Asset Liability Management functions as a strategic management device for handling different types of risks confronted by the banks.
About Asset Liability Management
The concept of Asset Liability Management is very much appropriate in case of banking. Banks are exposed to different types of risks, for example, interest rate risk, liquidity risk, operational risk and credit risk. These risks may arise as a result of inequality between the liabilities and assets of a bank.
Asset Liability Management or ALM plays the role of a strategic management device to handle liquidity risk and interest rate risk experienced by the banks. Besides banking institutions, asset liability management techniques are also applied by other financial services providers and commercial entities.
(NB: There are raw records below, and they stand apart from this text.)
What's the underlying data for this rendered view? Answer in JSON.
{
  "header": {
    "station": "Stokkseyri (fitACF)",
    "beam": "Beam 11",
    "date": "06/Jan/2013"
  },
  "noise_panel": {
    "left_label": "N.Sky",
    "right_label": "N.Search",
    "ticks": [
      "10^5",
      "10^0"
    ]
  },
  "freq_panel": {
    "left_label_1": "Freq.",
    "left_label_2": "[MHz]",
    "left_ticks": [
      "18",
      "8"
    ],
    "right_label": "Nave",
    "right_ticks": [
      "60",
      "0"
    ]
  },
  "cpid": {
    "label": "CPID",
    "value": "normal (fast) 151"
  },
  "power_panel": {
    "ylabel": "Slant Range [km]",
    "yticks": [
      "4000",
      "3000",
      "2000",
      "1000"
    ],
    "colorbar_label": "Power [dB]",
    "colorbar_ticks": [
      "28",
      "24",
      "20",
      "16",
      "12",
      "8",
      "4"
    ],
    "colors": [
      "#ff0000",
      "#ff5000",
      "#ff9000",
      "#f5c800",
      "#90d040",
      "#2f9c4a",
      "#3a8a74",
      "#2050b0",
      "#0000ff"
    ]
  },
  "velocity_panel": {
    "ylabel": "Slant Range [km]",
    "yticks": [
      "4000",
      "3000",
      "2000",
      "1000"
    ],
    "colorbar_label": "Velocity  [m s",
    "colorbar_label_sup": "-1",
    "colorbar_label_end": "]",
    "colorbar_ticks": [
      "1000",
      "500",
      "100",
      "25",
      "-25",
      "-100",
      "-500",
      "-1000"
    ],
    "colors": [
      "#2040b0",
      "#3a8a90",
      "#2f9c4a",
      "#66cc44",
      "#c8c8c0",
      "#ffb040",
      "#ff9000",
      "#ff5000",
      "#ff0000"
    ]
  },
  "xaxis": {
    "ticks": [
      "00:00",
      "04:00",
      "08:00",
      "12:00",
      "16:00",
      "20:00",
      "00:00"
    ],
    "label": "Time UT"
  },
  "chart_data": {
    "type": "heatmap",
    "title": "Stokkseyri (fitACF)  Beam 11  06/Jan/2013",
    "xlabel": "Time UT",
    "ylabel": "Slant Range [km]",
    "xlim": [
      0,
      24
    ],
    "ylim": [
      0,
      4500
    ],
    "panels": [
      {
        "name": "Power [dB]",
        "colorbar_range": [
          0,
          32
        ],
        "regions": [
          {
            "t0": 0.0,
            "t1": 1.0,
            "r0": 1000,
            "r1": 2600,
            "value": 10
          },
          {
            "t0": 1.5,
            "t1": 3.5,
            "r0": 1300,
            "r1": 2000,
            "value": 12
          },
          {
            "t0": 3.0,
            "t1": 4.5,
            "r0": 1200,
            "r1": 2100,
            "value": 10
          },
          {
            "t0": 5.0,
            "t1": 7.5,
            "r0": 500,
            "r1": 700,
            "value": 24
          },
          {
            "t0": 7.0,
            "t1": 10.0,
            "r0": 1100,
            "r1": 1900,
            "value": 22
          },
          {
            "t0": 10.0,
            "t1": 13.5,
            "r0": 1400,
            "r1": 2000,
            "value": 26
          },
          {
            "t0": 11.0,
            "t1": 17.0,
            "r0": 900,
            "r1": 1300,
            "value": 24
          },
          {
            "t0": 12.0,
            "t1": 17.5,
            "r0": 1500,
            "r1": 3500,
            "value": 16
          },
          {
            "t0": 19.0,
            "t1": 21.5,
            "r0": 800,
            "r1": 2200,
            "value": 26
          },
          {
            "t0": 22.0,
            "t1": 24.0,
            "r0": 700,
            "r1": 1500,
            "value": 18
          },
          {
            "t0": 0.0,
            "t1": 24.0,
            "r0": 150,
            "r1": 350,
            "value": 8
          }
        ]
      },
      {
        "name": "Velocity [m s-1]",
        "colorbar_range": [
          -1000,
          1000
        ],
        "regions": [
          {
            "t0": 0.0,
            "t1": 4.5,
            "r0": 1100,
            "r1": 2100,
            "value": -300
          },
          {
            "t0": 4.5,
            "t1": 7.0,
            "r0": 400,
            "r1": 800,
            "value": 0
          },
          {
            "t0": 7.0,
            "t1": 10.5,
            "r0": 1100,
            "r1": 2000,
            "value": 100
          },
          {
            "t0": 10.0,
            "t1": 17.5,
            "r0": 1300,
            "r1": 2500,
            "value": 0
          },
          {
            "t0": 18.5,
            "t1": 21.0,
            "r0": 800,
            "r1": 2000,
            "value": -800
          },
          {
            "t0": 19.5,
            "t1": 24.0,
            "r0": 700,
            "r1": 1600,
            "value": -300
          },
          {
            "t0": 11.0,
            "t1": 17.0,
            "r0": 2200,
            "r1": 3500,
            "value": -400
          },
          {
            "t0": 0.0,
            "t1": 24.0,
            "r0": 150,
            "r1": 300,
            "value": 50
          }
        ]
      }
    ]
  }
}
Banks handle the risks associated with the inequality in assets and liabilities by the means of balancing the liabilities and assets in accordance with the maturity period or equating the maturity period with the help of securitization and hedging. The majority of hedging methods originate from the ideas of delta hedging presented in the Black-Scholes Model and in the research done by Robert A. Jarrow and Robert C. Merton. In the United States, the source of Asset Liability Management goes back to the periods of 1975-76, the latter part of 1970s, and the earlier part of 1980s when high rates of interest were charged. This history has been drafted by Van Deventer, Mesler, and Imai in an elaborate manner.
The contemporary concepts of risk management are based on a structured approach towards enterprise risk management, which demonstrates that credit risk, interest rate risk, liquidity risk, and market risks are all interconnected. The Jarrow-Turnbull Model is a pattern of risk management techniques, which consolidates default and stochastic rates of interest.